Ultimately, I believe the interdependency between browsers and CAs will be affected by three major market changes:
Browser makers are taking a more active role in policing CAs. Last December, information security researcher Ian Carroll conducted an experiment that revealed how phishers could legally obtain Extended Validation (EV) certificates for malicious websites. Citing Carroll’s report as an example, many browser makers are pointing out that CA issuance practices require additional oversight. This report, and Google’s decision to remove trust from Symantec certificates indicate that CAs should expect more scrutiny from browser companies in the coming months.
Web browsers will de-emphasize or remove certificate security warnings. Browsers may move away from issuing any type of certificate warning, as their research shows that these warnings rarely impact user behavior. And really, what do you do when you visit a website and get a certificate warning? You probably click through most of the time.

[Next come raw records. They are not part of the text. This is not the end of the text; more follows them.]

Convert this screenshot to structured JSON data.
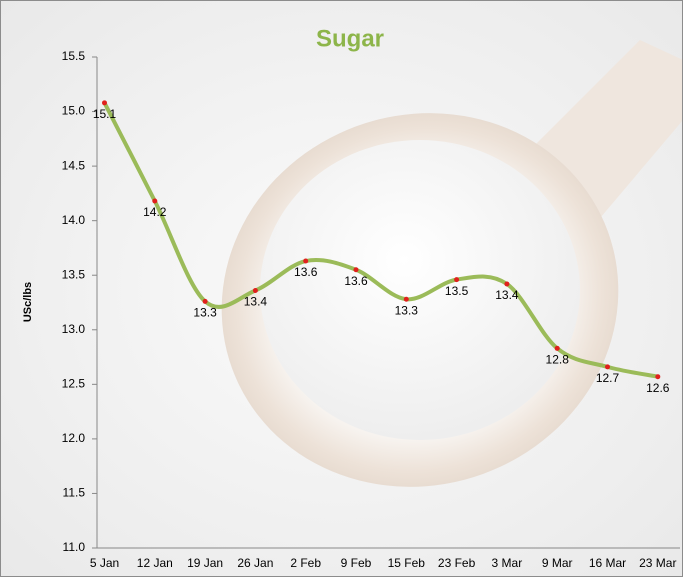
{
  "chart_data": {
    "type": "line",
    "title": "Sugar",
    "y_label": "USc/lbs",
    "categories": [
      "5 Jan",
      "12 Jan",
      "19 Jan",
      "26 Jan",
      "2 Feb",
      "9 Feb",
      "15 Feb",
      "23 Feb",
      "3 Mar",
      "9 Mar",
      "16 Mar",
      "23 Mar"
    ],
    "values": [
      15.08,
      14.18,
      13.26,
      13.36,
      13.63,
      13.55,
      13.28,
      13.46,
      13.42,
      12.83,
      12.66,
      12.57
    ],
    "value_labels": [
      "15.1",
      "14.2",
      "13.3",
      "13.4",
      "13.6",
      "13.6",
      "13.3",
      "13.5",
      "13.4",
      "12.8",
      "12.7",
      "12.6"
    ],
    "color": "#9bbb59",
    "marker_color": "#e0201c",
    "smooth": true,
    "ylim": [
      11.0,
      15.5
    ],
    "yticks": [
      {
        "value": 11.0,
        "label": "11.0"
      },
      11.5,
      {
        "value": 12.0,
        "label": "12.0"
      },
      12.5,
      {
        "value": 13.0,
        "label": "13.0"
      },
      13.5,
      {
        "value": 14.0,
        "label": "14.0"
      },
      14.5,
      {
        "value": 15.0,
        "label": "15.0"
      },
      15.5
    ],
    "grid": false
  }
}
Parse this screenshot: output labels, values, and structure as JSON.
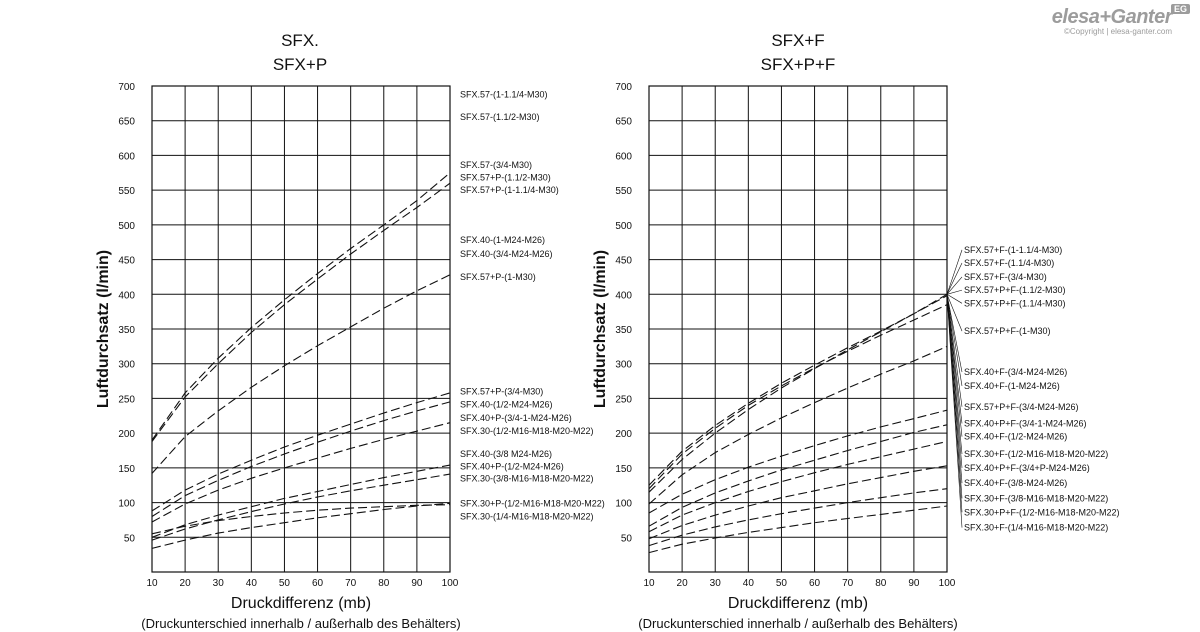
{
  "brand": {
    "name": "elesa+Ganter",
    "badge": "EG",
    "copyright": "©Copyright | elesa-ganter.com"
  },
  "style": {
    "line_color": "#111111",
    "grid_color": "#111111"
  },
  "chart_data": [
    {
      "type": "line",
      "title": [
        "SFX.",
        "SFX+P"
      ],
      "xlabel": "Druckdifferenz (mb)",
      "xsublabel": "(Druckunterschied innerhalb / außerhalb des Behälters)",
      "ylabel": "Luftdurchsatz (l/min)",
      "xlim": [
        10,
        100
      ],
      "ylim": [
        0,
        700
      ],
      "xticks": [
        10,
        20,
        30,
        40,
        50,
        60,
        70,
        80,
        90,
        100
      ],
      "yticks": [
        50,
        100,
        150,
        200,
        250,
        300,
        350,
        400,
        450,
        500,
        550,
        600,
        650,
        700
      ],
      "grid": true,
      "line_style": "dashed",
      "series": [
        {
          "x": [
            10,
            20,
            30,
            40,
            50,
            60,
            70,
            80,
            90,
            100
          ],
          "y": [
            188,
            252,
            300,
            345,
            385,
            422,
            458,
            492,
            525,
            560
          ]
        },
        {
          "x": [
            10,
            20,
            30,
            40,
            50,
            60,
            70,
            80,
            90,
            100
          ],
          "y": [
            190,
            258,
            308,
            352,
            392,
            430,
            466,
            500,
            535,
            575
          ]
        },
        {
          "x": [
            10,
            20,
            30,
            40,
            50,
            60,
            70,
            80,
            90,
            100
          ],
          "y": [
            142,
            195,
            232,
            266,
            297,
            326,
            353,
            380,
            405,
            428
          ]
        },
        {
          "x": [
            10,
            20,
            30,
            40,
            50,
            60,
            70,
            80,
            90,
            100
          ],
          "y": [
            88,
            118,
            141,
            161,
            180,
            197,
            213,
            229,
            244,
            258
          ]
        },
        {
          "x": [
            10,
            20,
            30,
            40,
            50,
            60,
            70,
            80,
            90,
            100
          ],
          "y": [
            80,
            110,
            132,
            152,
            170,
            187,
            203,
            218,
            232,
            245
          ]
        },
        {
          "x": [
            10,
            20,
            30,
            40,
            50,
            60,
            70,
            80,
            90,
            100
          ],
          "y": [
            72,
            98,
            118,
            135,
            150,
            164,
            178,
            191,
            203,
            215
          ]
        },
        {
          "x": [
            10,
            20,
            30,
            40,
            50,
            60,
            70,
            80,
            90,
            100
          ],
          "y": [
            50,
            68,
            82,
            94,
            106,
            116,
            126,
            136,
            145,
            154
          ]
        },
        {
          "x": [
            10,
            20,
            30,
            40,
            50,
            60,
            70,
            80,
            90,
            100
          ],
          "y": [
            46,
            62,
            75,
            87,
            98,
            108,
            117,
            125,
            133,
            141
          ]
        },
        {
          "x": [
            10,
            20,
            30,
            40,
            50,
            60,
            70,
            80,
            90,
            100
          ],
          "y": [
            34,
            46,
            56,
            64,
            71,
            78,
            84,
            90,
            95,
            99
          ]
        },
        {
          "x": [
            10,
            20,
            30,
            40,
            50,
            60,
            70,
            80,
            90,
            100
          ],
          "y": [
            55,
            66,
            74,
            80,
            85,
            89,
            92,
            94,
            96,
            97
          ]
        }
      ],
      "annotations": [
        {
          "text": "SFX.57-(1-1.1/4-M30)",
          "y": 688
        },
        {
          "text": "SFX.57-(1.1/2-M30)",
          "y": 655
        },
        {
          "text": "SFX.57-(3/4-M30)",
          "y": 586
        },
        {
          "text": "SFX.57+P-(1.1/2-M30)",
          "y": 568
        },
        {
          "text": "SFX.57+P-(1-1.1/4-M30)",
          "y": 550
        },
        {
          "text": "SFX.40-(1-M24-M26)",
          "y": 478
        },
        {
          "text": "SFX.40-(3/4-M24-M26)",
          "y": 458
        },
        {
          "text": "SFX.57+P-(1-M30)",
          "y": 425
        },
        {
          "text": "SFX.57+P-(3/4-M30)",
          "y": 260
        },
        {
          "text": "SFX.40-(1/2-M24-M26)",
          "y": 241
        },
        {
          "text": "SFX.40+P-(3/4-1-M24-M26)",
          "y": 222
        },
        {
          "text": "SFX.30-(1/2-M16-M18-M20-M22)",
          "y": 203
        },
        {
          "text": "SFX.40-(3/8 M24-M26)",
          "y": 170
        },
        {
          "text": "SFX.40+P-(1/2-M24-M26)",
          "y": 152
        },
        {
          "text": "SFX.30-(3/8-M16-M18-M20-M22)",
          "y": 135
        },
        {
          "text": "SFX.30+P-(1/2-M16-M18-M20-M22)",
          "y": 99
        },
        {
          "text": "SFX.30-(1/4-M16-M18-M20-M22)",
          "y": 80
        }
      ]
    },
    {
      "type": "line",
      "title": [
        "SFX+F",
        "SFX+P+F"
      ],
      "xlabel": "Druckdifferenz (mb)",
      "xsublabel": "(Druckunterschied innerhalb / außerhalb des Behälters)",
      "ylabel": "Luftdurchsatz (l/min)",
      "xlim": [
        10,
        100
      ],
      "ylim": [
        0,
        700
      ],
      "xticks": [
        10,
        20,
        30,
        40,
        50,
        60,
        70,
        80,
        90,
        100
      ],
      "yticks": [
        50,
        100,
        150,
        200,
        250,
        300,
        350,
        400,
        450,
        500,
        550,
        600,
        650,
        700
      ],
      "grid": true,
      "line_style": "dashed",
      "series": [
        {
          "x": [
            10,
            20,
            30,
            40,
            50,
            60,
            70,
            80,
            90,
            100
          ],
          "y": [
            120,
            170,
            207,
            240,
            268,
            294,
            318,
            341,
            363,
            385
          ]
        },
        {
          "x": [
            10,
            20,
            30,
            40,
            50,
            60,
            70,
            80,
            90,
            100
          ],
          "y": [
            125,
            174,
            211,
            243,
            272,
            298,
            323,
            347,
            372,
            398
          ]
        },
        {
          "x": [
            10,
            20,
            30,
            40,
            50,
            60,
            70,
            80,
            90,
            100
          ],
          "y": [
            115,
            162,
            200,
            234,
            265,
            293,
            320,
            346,
            372,
            400
          ]
        },
        {
          "x": [
            10,
            20,
            30,
            40,
            50,
            60,
            70,
            80,
            90,
            100
          ],
          "y": [
            98,
            140,
            172,
            198,
            222,
            244,
            265,
            285,
            304,
            325
          ]
        },
        {
          "x": [
            10,
            20,
            30,
            40,
            50,
            60,
            70,
            80,
            90,
            100
          ],
          "y": [
            66,
            93,
            114,
            131,
            147,
            161,
            175,
            188,
            201,
            212
          ]
        },
        {
          "x": [
            10,
            20,
            30,
            40,
            50,
            60,
            70,
            80,
            90,
            100
          ],
          "y": [
            85,
            112,
            133,
            151,
            167,
            182,
            196,
            209,
            221,
            233
          ]
        },
        {
          "x": [
            10,
            20,
            30,
            40,
            50,
            60,
            70,
            80,
            90,
            100
          ],
          "y": [
            58,
            82,
            100,
            116,
            130,
            143,
            155,
            166,
            177,
            188
          ]
        },
        {
          "x": [
            10,
            20,
            30,
            40,
            50,
            60,
            70,
            80,
            90,
            100
          ],
          "y": [
            48,
            67,
            82,
            95,
            107,
            117,
            127,
            136,
            145,
            153
          ]
        },
        {
          "x": [
            10,
            20,
            30,
            40,
            50,
            60,
            70,
            80,
            90,
            100
          ],
          "y": [
            38,
            53,
            65,
            75,
            84,
            92,
            100,
            107,
            114,
            120
          ]
        },
        {
          "x": [
            10,
            20,
            30,
            40,
            50,
            60,
            70,
            80,
            90,
            100
          ],
          "y": [
            28,
            40,
            49,
            57,
            64,
            71,
            77,
            83,
            89,
            95
          ]
        }
      ],
      "annotations": [
        {
          "text": "SFX.57+F-(1-1.1/4-M30)",
          "y": 464
        },
        {
          "text": "SFX.57+F-(1.1/4-M30)",
          "y": 445
        },
        {
          "text": "SFX.57+F-(3/4-M30)",
          "y": 425
        },
        {
          "text": "SFX.57+P+F-(1.1/2-M30)",
          "y": 406
        },
        {
          "text": "SFX.57+P+F-(1.1/4-M30)",
          "y": 387
        },
        {
          "text": "SFX.57+P+F-(1-M30)",
          "y": 347
        },
        {
          "text": "SFX.40+F-(3/4-M24-M26)",
          "y": 288
        },
        {
          "text": "SFX.40+F-(1-M24-M26)",
          "y": 268
        },
        {
          "text": "SFX.57+P+F-(3/4-M24-M26)",
          "y": 238
        },
        {
          "text": "SFX.40+P+F-(3/4-1-M24-M26)",
          "y": 214
        },
        {
          "text": "SFX.40+F-(1/2-M24-M26)",
          "y": 195
        },
        {
          "text": "SFX.30+F-(1/2-M16-M18-M20-M22)",
          "y": 170
        },
        {
          "text": "SFX.40+P+F-(3/4+P-M24-M26)",
          "y": 150
        },
        {
          "text": "SFX.40+F-(3/8-M24-M26)",
          "y": 128
        },
        {
          "text": "SFX.30+F-(3/8-M16-M18-M20-M22)",
          "y": 106
        },
        {
          "text": "SFX.30+P+F-(1/2-M16-M18-M20-M22)",
          "y": 86
        },
        {
          "text": "SFX.30+F-(1/4-M16-M18-M20-M22)",
          "y": 64
        }
      ]
    }
  ]
}
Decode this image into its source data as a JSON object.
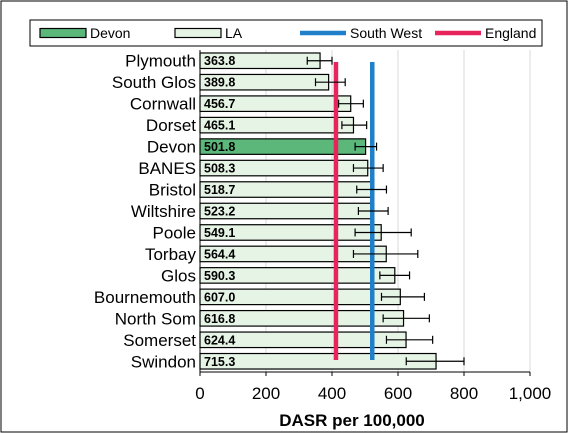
{
  "chart_data": {
    "type": "bar",
    "orientation": "horizontal",
    "categories": [
      "Plymouth",
      "South Glos",
      "Cornwall",
      "Dorset",
      "Devon",
      "BANES",
      "Bristol",
      "Wiltshire",
      "Poole",
      "Torbay",
      "Glos",
      "Bournemouth",
      "North Som",
      "Somerset",
      "Swindon"
    ],
    "values": [
      363.8,
      389.8,
      456.7,
      465.1,
      501.8,
      508.3,
      518.7,
      523.2,
      549.1,
      564.4,
      590.3,
      607.0,
      616.8,
      624.4,
      715.3
    ],
    "value_labels": [
      "363.8",
      "389.8",
      "456.7",
      "465.1",
      "501.8",
      "508.3",
      "518.7",
      "523.2",
      "549.1",
      "564.4",
      "590.3",
      "607.0",
      "616.8",
      "624.4",
      "715.3"
    ],
    "error_low": [
      325,
      350,
      420,
      430,
      470,
      465,
      475,
      480,
      470,
      465,
      545,
      550,
      555,
      565,
      625
    ],
    "error_high": [
      400,
      440,
      495,
      505,
      535,
      555,
      565,
      570,
      640,
      660,
      635,
      680,
      695,
      705,
      800
    ],
    "highlight_category": "Devon",
    "reference_lines": [
      {
        "name": "South West",
        "value": 522,
        "color": "#1f7fc8"
      },
      {
        "name": "England",
        "value": 412,
        "color": "#e8245c"
      }
    ],
    "legend": [
      {
        "name": "Devon",
        "kind": "box",
        "fill": "#5cb87a"
      },
      {
        "name": "LA",
        "kind": "box",
        "fill": "#e6f4e6"
      },
      {
        "name": "South West",
        "kind": "line",
        "color": "#1f7fc8"
      },
      {
        "name": "England",
        "kind": "line",
        "color": "#e8245c"
      }
    ],
    "legend_position": "top",
    "xlabel": "DASR per 100,000",
    "xlim": [
      0,
      1000
    ],
    "x_ticks": [
      0,
      200,
      400,
      600,
      800,
      1000
    ],
    "x_tick_labels": [
      "0",
      "200",
      "400",
      "600",
      "800",
      "1,000"
    ],
    "grid": "vertical",
    "colors": {
      "bar": "#e6f4e6",
      "highlight": "#5cb87a",
      "grid": "#d9d9d9",
      "error": "#000000"
    }
  }
}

Here’s a recent example of the way this is already starting to happen; because most users don’t understand EV certificates and they generally don’t read security details, Chrome recently pushed out an update that wouldn’t allow users to view certificate details unless they accessed the Developer Tools section. Similar decisions could have a major impact on the sale of EV certificates, as validated information obtained by a CA can only be shown when browsers display all information from EV certificates in security warnings.
CA business models will have to evolve. As browser makers take a more active role in determining which CAs they will trust and modify the user experience connected with weak, mis-issued or vulnerable certificates, the ramifications of these changes will force CAs to adjust and streamline their business models.
If browsers suppress certificate warnings for EV certificates, CAs will have to work harder to demonstrate the value for these higher margin products. Furthermore, CAs will have to find new ways to stay competitive, especially as Let’s Encrypt continues to exert downward pressure on the price of certificates. In addition to automating and streamlining the issuance of EV certificates, CAs will likely develop new product offerings to differentiate themselves from competitors.
Obviously, I don’t expect the relationship between CAs and browsers to shift overnight, but we are like to see significant changes as the year progresses. The Google Symantec event was just the beginning of larger changes that will ultimately impact the internet security and privacy of all users.
What do you think will happen with browsers and CAs in 2018?